If you work for a small company, the chances are greater than if you work for a large one that you won't have much retirement savings. The reason is simple -- you probably aren't offered a retirement savings plan at work.
Despite the government shutdown, Catherine Collinson, president of Transamerica Center for Retirement Studies, testified this week before the U.S. House of Representatives Committee on Small Business about the number of employees in the small business sector who don't have access to retirement accounts at work.
Collinson emphasized that the problem is part-time workers. Seventy-two percent of small companies offer retirement accounts -- a tax-advantaged 401(k); a Simplified Employee Pension, known as a SEP; or a Savings Incentive Match Plan for Employees, called a SIMPLE -- to 68 percent of full-time employees. However, only 36 percent of part-time workers are offered such a plan.

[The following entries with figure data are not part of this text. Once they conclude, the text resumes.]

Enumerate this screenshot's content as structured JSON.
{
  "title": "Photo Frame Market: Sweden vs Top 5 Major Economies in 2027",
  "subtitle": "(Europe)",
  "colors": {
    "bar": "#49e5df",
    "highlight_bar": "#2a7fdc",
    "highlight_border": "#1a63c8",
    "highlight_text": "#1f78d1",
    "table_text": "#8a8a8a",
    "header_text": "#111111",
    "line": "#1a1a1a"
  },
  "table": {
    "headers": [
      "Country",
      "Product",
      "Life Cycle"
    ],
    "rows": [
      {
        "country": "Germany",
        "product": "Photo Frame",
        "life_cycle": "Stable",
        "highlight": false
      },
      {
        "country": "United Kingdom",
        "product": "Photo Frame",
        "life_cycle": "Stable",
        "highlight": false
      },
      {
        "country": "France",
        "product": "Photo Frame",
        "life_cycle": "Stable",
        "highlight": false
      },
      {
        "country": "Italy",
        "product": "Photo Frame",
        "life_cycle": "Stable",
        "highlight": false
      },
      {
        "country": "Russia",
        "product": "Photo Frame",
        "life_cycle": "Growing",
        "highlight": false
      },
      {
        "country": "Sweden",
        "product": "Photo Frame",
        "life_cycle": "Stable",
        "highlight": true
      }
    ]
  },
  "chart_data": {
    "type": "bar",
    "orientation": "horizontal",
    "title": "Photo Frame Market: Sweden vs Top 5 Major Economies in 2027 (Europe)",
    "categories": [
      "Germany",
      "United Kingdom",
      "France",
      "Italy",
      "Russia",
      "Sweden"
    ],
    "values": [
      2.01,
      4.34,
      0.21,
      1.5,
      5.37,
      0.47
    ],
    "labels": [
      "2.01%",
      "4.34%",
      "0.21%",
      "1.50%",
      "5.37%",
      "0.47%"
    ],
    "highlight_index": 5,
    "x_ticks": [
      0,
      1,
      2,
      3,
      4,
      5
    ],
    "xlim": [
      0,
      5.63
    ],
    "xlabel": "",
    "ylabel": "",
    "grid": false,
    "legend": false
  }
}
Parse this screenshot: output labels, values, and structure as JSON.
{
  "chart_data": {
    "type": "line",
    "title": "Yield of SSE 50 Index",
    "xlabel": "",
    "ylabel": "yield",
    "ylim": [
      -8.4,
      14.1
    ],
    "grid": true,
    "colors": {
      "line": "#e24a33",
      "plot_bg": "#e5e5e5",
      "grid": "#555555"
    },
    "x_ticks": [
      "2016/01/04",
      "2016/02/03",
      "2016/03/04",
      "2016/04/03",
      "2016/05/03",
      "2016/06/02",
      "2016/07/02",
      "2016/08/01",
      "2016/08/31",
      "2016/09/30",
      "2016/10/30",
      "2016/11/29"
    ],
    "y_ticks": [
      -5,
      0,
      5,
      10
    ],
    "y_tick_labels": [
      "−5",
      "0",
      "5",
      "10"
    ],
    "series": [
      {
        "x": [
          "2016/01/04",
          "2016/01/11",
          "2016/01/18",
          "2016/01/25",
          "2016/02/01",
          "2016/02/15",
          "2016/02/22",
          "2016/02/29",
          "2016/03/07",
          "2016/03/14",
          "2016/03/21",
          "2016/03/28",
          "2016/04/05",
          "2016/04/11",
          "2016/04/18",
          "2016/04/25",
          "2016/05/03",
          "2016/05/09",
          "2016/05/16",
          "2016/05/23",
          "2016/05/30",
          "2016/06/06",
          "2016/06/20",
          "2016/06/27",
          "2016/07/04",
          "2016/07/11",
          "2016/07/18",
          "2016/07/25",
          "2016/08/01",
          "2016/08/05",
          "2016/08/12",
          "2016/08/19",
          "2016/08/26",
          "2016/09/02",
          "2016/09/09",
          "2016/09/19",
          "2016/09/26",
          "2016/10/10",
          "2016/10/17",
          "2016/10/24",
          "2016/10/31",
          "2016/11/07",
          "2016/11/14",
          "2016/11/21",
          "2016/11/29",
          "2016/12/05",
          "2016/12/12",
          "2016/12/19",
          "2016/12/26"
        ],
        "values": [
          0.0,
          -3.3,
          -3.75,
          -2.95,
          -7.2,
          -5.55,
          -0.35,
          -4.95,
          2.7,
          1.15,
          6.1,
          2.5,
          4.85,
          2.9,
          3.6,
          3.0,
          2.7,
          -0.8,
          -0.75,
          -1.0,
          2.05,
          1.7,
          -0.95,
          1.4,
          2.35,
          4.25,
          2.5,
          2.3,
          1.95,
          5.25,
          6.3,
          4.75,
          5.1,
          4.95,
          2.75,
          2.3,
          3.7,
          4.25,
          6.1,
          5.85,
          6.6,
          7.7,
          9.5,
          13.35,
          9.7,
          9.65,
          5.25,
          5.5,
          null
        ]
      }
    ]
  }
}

Because there are so many part-timers, the net result is that only 58 percent of workers at small companies can access a company-sponsored retirement savings plan. That's a serious retirement planning problem.
Collinson reminds small business owners that basic plans such as SEPs and SIMPLE Individual Retirement Arrangements are very inexpensive to set up and manage, and most payroll companies offer the service. There is a tax credit available that will offset most of the initial cost.
If you are a worker at a company with no retirement savings plan, Collinson suggests that you take these steps.
- Develop a retirement strategy on your own. Open your own IRA and one for your spouse and commit to funding them.
- Educate yourself about retirement investing.
- Avoid loans or other distributions from your IRA that will cost you taxes and penalties and diminish your savings.
- Take advantage of the saver's tax credit if you are eligible.
- Ask your employer to consider opening a retirement savings plan as a company benefit.